La producción industrial de Alemania ha bajado a finales de 2018, por los problemas que ha tenido el sector del motor al aplicar los nuevos estándares de emisiones y de consumo en Europa, que han impedido que muchos modelos estuvieran disponibles para su venta y han reducido las ventas de las empresas automovilísticas alemanas.

La zona del euro creció en el tercer trimestre un 0,2 % respecto al trimestre anterior, en comparación con el crecimiento del 0,4 % en el segundo y el primer trimestre.

El Consejo de Gobierno del BCE considera, en general, que las perspectivas económicas de la zona del euro a medio plazo son sólidas gracias a la fortaleza del mercado laboral y al aumento de los salarios.

También se muestra confiado en que la inflación convergerá hacia su objetivo, que es una tasa cercana pero siempre por debajo del 2 %.

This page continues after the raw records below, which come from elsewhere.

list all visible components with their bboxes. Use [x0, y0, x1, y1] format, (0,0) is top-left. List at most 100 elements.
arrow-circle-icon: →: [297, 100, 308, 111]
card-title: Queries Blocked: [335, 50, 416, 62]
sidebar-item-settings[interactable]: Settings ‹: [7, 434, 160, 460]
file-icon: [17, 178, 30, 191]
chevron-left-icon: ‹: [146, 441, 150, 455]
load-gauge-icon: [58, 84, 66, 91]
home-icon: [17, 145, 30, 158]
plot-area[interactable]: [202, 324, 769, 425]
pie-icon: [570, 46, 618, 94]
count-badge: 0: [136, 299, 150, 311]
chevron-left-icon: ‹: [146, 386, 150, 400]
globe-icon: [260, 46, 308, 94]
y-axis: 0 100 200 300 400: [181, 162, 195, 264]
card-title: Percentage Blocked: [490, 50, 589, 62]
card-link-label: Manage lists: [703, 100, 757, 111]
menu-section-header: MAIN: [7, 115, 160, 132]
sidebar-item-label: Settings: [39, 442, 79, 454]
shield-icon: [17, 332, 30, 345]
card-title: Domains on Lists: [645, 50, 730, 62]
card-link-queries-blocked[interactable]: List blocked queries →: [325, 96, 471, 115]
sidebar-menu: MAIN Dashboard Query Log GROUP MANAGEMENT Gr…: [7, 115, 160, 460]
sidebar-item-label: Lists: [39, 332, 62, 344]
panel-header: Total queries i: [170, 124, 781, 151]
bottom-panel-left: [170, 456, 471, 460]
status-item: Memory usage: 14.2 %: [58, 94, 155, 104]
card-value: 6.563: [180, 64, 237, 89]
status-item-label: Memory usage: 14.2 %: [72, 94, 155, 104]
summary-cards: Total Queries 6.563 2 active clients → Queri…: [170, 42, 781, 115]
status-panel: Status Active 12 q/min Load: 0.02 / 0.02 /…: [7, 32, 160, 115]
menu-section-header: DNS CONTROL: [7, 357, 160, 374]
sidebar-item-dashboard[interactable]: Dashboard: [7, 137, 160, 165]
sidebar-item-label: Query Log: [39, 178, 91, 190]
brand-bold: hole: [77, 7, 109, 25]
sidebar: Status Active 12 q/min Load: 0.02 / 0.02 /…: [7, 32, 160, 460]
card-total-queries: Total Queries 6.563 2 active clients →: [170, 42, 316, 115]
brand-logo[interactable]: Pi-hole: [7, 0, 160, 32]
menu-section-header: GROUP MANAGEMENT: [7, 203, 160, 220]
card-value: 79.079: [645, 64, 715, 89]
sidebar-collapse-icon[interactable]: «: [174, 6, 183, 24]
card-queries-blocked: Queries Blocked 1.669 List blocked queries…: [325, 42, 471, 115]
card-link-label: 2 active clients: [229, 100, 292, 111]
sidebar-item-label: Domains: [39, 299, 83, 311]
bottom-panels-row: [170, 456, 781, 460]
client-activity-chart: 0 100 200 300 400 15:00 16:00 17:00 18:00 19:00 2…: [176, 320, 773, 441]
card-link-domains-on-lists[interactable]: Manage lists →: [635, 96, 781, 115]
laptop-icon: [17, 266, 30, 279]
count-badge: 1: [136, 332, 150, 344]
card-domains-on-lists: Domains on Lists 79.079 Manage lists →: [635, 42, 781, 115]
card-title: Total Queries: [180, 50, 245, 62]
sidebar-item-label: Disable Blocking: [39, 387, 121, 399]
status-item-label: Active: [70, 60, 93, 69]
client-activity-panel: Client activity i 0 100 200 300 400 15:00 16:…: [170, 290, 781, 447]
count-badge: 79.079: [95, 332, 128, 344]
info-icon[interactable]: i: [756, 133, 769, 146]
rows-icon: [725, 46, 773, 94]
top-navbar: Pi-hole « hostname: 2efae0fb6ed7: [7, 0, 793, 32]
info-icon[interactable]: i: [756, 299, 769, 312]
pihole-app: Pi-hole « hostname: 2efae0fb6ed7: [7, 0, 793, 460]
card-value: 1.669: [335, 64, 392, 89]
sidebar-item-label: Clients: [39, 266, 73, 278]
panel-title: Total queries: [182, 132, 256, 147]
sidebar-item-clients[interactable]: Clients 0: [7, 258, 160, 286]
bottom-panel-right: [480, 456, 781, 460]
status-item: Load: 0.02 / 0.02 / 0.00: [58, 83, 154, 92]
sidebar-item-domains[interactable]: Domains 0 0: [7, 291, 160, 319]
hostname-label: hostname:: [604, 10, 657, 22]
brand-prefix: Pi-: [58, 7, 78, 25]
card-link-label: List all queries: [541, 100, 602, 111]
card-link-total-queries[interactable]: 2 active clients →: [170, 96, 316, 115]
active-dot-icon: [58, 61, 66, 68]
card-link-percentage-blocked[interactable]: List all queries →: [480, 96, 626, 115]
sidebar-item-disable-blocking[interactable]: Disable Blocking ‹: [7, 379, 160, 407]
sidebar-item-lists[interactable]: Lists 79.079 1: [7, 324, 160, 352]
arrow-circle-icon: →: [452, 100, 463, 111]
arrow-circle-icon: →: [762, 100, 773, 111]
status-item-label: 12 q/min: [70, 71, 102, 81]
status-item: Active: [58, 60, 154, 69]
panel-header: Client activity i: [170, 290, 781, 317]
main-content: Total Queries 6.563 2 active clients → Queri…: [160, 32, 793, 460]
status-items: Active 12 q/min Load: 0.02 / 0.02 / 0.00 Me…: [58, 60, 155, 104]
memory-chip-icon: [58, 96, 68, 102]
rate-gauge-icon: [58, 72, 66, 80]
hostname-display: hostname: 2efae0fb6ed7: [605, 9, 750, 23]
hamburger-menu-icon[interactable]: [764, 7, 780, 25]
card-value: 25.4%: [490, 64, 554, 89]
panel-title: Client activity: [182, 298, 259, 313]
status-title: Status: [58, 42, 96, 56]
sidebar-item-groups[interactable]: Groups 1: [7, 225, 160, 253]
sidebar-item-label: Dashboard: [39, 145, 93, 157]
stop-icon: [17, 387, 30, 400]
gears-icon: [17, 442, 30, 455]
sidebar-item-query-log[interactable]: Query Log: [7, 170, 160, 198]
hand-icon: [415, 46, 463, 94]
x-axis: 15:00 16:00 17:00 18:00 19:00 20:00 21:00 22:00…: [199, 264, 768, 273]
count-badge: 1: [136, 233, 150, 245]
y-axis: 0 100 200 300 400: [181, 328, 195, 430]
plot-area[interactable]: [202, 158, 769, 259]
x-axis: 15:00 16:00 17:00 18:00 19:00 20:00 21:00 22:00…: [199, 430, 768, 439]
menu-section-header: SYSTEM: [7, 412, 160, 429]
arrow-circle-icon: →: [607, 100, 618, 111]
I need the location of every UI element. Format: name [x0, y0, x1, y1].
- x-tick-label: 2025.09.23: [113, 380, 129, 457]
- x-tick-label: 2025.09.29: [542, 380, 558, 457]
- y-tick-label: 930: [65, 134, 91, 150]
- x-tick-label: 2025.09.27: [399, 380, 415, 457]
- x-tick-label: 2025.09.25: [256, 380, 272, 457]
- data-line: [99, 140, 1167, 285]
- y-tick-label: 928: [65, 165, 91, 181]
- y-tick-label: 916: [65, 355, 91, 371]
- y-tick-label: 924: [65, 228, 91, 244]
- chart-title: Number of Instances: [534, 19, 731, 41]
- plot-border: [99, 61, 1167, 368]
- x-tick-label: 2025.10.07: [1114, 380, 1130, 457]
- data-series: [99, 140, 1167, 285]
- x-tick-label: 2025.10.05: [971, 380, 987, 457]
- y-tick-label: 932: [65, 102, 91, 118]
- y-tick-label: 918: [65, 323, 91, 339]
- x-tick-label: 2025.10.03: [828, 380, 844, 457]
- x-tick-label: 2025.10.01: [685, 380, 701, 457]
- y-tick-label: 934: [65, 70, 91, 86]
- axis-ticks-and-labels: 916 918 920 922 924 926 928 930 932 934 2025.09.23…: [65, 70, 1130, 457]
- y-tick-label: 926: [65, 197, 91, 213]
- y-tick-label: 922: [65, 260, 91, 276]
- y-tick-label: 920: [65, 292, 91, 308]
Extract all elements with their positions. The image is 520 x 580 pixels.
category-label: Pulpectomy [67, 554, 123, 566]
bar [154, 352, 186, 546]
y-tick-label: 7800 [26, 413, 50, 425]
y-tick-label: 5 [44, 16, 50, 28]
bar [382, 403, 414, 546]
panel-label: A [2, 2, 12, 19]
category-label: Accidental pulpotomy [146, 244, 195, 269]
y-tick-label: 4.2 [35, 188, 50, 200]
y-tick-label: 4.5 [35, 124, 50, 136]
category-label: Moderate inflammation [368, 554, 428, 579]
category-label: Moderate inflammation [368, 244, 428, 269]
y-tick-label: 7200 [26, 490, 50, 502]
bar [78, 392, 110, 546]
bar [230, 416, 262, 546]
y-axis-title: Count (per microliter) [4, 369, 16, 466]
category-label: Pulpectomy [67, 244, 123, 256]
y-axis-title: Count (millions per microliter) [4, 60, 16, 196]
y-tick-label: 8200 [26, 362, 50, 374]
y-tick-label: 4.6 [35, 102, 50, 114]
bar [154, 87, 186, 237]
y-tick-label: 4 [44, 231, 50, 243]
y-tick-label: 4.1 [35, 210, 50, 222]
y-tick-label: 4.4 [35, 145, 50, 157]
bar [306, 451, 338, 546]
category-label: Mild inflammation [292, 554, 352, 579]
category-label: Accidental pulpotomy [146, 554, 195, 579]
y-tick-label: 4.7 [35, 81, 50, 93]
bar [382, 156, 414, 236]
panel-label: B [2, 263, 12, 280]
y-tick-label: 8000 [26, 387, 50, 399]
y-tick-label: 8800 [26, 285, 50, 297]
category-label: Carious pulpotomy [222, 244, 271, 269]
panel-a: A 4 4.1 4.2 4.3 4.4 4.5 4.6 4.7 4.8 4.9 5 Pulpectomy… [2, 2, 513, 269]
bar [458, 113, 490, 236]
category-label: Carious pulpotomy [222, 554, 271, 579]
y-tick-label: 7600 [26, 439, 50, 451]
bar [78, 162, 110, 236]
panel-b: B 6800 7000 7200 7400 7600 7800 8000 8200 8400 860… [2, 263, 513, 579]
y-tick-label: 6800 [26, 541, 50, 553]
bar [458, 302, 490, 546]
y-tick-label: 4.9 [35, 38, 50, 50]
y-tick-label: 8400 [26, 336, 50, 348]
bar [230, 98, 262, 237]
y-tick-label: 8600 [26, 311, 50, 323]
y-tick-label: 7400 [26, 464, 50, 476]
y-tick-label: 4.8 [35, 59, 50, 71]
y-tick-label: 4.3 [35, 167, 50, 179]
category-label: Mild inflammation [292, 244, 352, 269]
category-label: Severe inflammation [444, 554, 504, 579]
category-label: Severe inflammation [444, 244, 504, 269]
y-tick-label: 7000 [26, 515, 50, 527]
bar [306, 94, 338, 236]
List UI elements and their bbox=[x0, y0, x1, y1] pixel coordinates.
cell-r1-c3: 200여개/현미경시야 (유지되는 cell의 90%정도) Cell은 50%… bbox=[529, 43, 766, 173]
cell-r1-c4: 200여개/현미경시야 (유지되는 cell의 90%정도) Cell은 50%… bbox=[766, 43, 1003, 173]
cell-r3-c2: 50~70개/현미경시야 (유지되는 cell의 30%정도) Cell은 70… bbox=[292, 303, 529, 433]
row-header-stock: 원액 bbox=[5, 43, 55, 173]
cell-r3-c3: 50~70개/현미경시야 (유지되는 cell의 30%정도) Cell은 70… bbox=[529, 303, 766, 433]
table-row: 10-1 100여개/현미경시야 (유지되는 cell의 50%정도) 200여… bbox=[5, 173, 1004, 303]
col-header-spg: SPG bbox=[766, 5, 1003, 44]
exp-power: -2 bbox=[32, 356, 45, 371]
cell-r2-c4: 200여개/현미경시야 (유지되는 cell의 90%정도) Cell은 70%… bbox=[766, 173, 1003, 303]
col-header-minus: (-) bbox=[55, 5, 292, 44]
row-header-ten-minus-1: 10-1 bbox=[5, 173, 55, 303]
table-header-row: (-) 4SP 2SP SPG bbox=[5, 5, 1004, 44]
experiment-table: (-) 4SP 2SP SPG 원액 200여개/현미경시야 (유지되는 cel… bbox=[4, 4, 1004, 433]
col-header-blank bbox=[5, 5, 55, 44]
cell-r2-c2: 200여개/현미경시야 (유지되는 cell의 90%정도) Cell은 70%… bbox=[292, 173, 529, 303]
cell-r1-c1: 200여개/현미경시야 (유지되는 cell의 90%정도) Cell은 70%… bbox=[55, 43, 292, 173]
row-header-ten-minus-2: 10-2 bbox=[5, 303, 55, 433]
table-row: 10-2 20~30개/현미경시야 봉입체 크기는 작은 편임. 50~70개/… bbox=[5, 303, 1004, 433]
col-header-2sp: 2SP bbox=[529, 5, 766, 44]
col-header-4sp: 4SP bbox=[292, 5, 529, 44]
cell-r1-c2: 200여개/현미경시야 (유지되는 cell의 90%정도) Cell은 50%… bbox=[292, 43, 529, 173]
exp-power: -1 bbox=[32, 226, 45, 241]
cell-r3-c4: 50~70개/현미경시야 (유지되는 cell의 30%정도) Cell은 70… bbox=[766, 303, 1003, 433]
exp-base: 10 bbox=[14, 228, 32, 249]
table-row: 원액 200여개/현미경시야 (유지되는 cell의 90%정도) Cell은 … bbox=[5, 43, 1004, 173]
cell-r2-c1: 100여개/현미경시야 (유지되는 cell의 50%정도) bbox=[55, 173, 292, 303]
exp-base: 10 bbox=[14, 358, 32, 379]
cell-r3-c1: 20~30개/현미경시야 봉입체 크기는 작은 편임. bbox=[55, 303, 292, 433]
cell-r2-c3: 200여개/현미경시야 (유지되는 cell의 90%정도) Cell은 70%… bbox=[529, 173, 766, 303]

La zona del euro tuvo una tasa de inflación del 2 % en noviembre, dos décimas menos que en octubre, caída que refleja principalmente la bajada de los precios de la energía.

Pero el BCE destaca en las actas que los datos disponibles señalan que se crean presiones sobre los salarios, lo que apoya la idea de que la inflación subirá, al menos la subyacente, que descuenta la energía y los alimentos frescos.

Los salarios han subido en la zona del euro una media del 2,5 % en el tercer trimestre, tres décimas más que en el segundo trimestre (2,2 %), según cifras que el Economista jefe del BCE, Peter Praet, mencionó en la reunión de diciembre.

Este aumento salarial se ha producido de forma amplia en todos los sectores y países, según Praet.

El BCE ha dejado de comprar deuda pública y privada de la zona del euro a comienzos de enero pero seguirá invirtiendo el principal de los bonos adquiridos que venzan.

La entidad monetaria ha adquirido con este programa de expansión cuantitativa bonos por valor de unos 2,6 billones de euros.

En diciembre el BCE dijo que invertirá la parte principal de los bonos adquiridos «durante un periodo de tiempo prolongado pasada la fecha de la primera subida de los tipos de interés».

Por ello la política monetaria del BCE seguirá siendo muy expansiva.

El BCE considera que su principal instrumento para ajustar su política monetaria es la orientación sobre los tipos de interés y por ello vinculó la reinversión del principal de los bonos que vencen a la fecha de la primera subida del precio del dinero, según se desprende las actas.

El BCE presta a los bancos semanalmente al 0 % y les cobra un 0,4 % por exceso de reservas.